Rarely could I be described in a headline in The New York Times, which explains why I lingered over one earlier this fall. “Study of Jewish Women Shows Link to Cancer Without Family History,” announced the 5 September story. Uneasily, I read on: “Women of Ashkenazi Jewish descent who tested positive for cancer-causing genetic mutations during random screenings have high rates of breast and ovarian cancer even when they have no family history of the disease, researchers reported Thursday.”
Science has been my professional home for the past 13 years, and in that time I’ve written extensively about genetic testing and spoken with dozens of experts at the field’s cutting edge. I’ve chronicled the scientific advances, the ethical quandaries, the lives testing saves, the angst it ignites. I had never turned the lens on my own DNA.
Abruptly, there was no escaping it. My parents are both of Ashkenazi descent. To my knowledge, no one on either side of my family has ever had breast or ovarian cancer. But suddenly I saw how a mutation in the genes discussed in that article, BRCA1 and BRCA2, might have slipped unnoticed through my father’s small family, heavy on the Y chromosome—through him; his older brother; my three cousins, two of whom are male.

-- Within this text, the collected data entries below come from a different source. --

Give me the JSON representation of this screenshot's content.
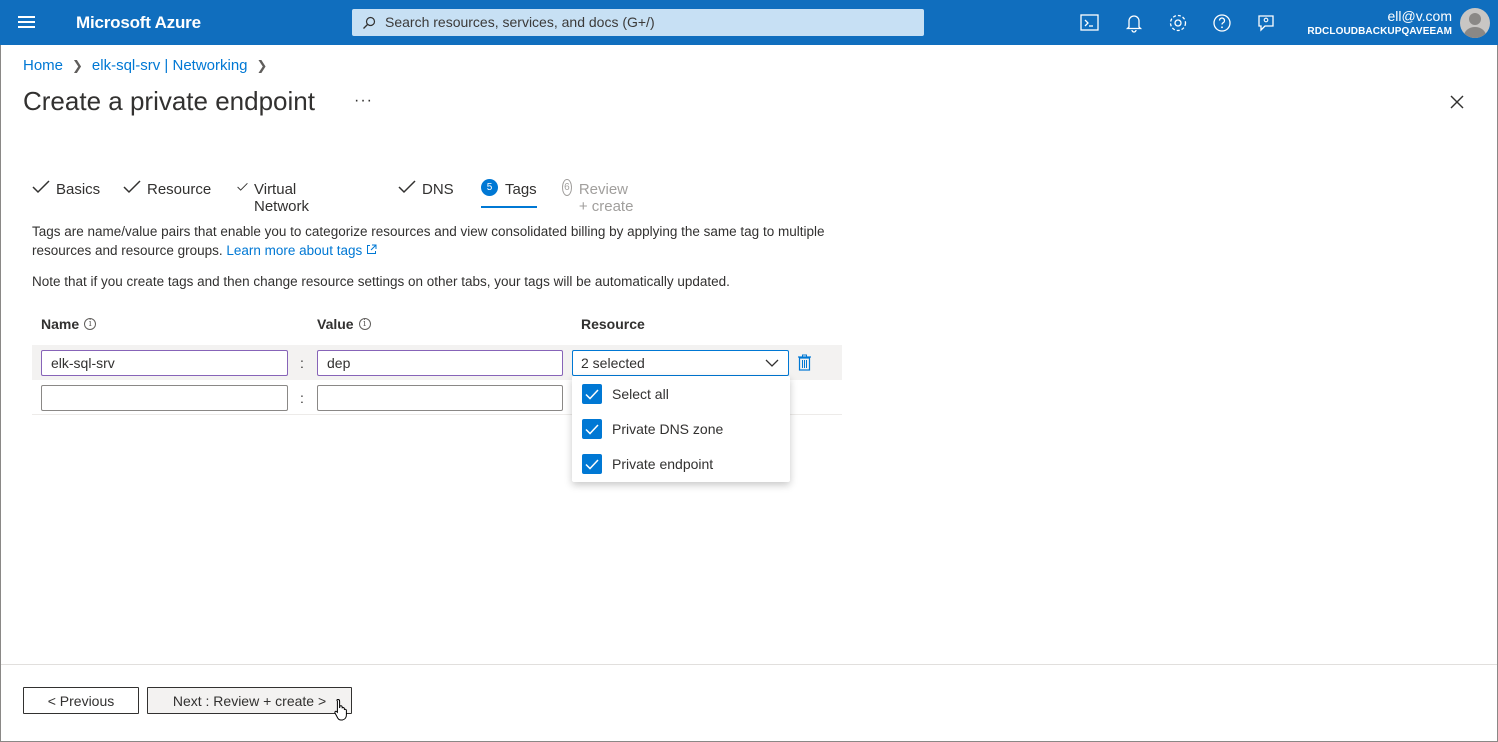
{
  "topbar": {
    "brand": "Microsoft Azure",
    "search_placeholder": "Search resources, services, and docs (G+/)",
    "user_email": "ell@v.com",
    "user_tenant": "RDCLOUDBACKUPQAVEEAM",
    "icons": [
      "cloud-shell-icon",
      "notifications-icon",
      "settings-icon",
      "help-icon",
      "feedback-icon"
    ]
  },
  "breadcrumb": {
    "items": [
      "Home",
      "elk-sql-srv | Networking"
    ]
  },
  "page": {
    "title": "Create a private endpoint",
    "more": "···"
  },
  "tabs": [
    {
      "label": "Basics",
      "state": "done"
    },
    {
      "label": "Resource",
      "state": "done"
    },
    {
      "label": "Virtual Network",
      "state": "done"
    },
    {
      "label": "DNS",
      "state": "done"
    },
    {
      "label": "Tags",
      "state": "active",
      "step": "5"
    },
    {
      "label": "Review + create",
      "state": "disabled",
      "step": "6"
    }
  ],
  "description": {
    "text": "Tags are name/value pairs that enable you to categorize resources and view consolidated billing by applying the same tag to multiple resources and resource groups.",
    "link": "Learn more about tags",
    "note": "Note that if you create tags and then change resource settings on other tabs, your tags will be automatically updated."
  },
  "table": {
    "headers": {
      "name": "Name",
      "value": "Value",
      "resource": "Resource"
    },
    "rows": [
      {
        "name": "elk-sql-srv",
        "value": "dep",
        "resource": "2 selected"
      },
      {
        "name": "",
        "value": "",
        "resource": ""
      }
    ],
    "separator": ":"
  },
  "dropdown_menu": {
    "options": [
      {
        "label": "Select all",
        "checked": true
      },
      {
        "label": "Private DNS zone",
        "checked": true
      },
      {
        "label": "Private endpoint",
        "checked": true
      }
    ]
  },
  "footer": {
    "previous": "< Previous",
    "next": "Next : Review + create >"
  },
  "colors": {
    "topbar": "#106ebe",
    "accent": "#0078d4",
    "filled_border": "#8764b8"
  }
}
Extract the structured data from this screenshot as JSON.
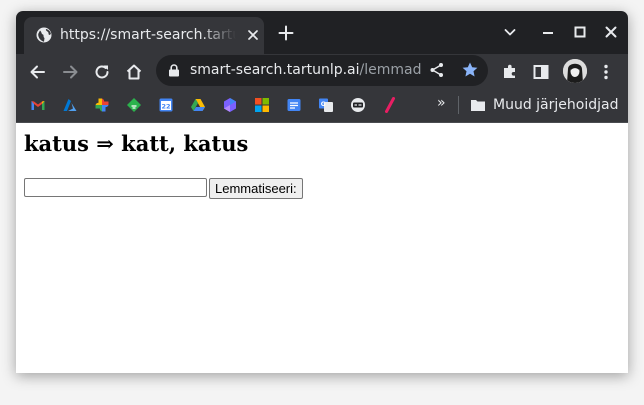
{
  "browser": {
    "tab": {
      "title": "https://smart-search.tartunlp.ai/lemmad"
    },
    "omnibox": {
      "host": "smart-search.tartunlp.ai",
      "path": "/lemmad"
    },
    "bookmarks": {
      "icons": [
        "gmail-icon",
        "azure-icon",
        "photos-icon",
        "feedly-icon",
        "calendar-icon",
        "drive-icon",
        "pinwheel-icon",
        "microsoft-icon",
        "google-form-icon",
        "google-translate-icon",
        "subtitles-icon",
        "slash-icon"
      ],
      "overflow": "»",
      "other_bookmarks": "Muud järjehoidjad"
    },
    "colors": {
      "tabstrip": "#202124",
      "toolbar": "#35363a",
      "star": "#8ab4f8"
    }
  },
  "page": {
    "heading": "katus ⇒ katt, katus",
    "input_value": "",
    "button_label": "Lemmatiseeri:"
  }
}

I remembered that my paternal grandfather had suffered from prostate cancer, which eventually spread to his bones and killed him. My uncle had the disease, too. Along with their storied role in breast and ovarian cancers, BRCA mutations are associated with prostate cancer in men. I’d long known that Ashkenazi Jews are more likely to carry mutations in those genes. But that was as far as my knowledge went.
Time seemed of the essence. I am 38 years old; ovary removal in BRCA carriers is recommended by 40. I called the suburban Philadelphia hospital where my children, now 2 and 5 years old, were born and spoke with a genetic counselor. She took a family history and agreed that yes, BRCA testing was worthwhile, and yes, insurance would likely cover it in my case.
I booked an appointment. I was about to experience my own sliver of the brave new world of cancer genetic testing, which would take me beyond BRCA and into more uncertain terrain.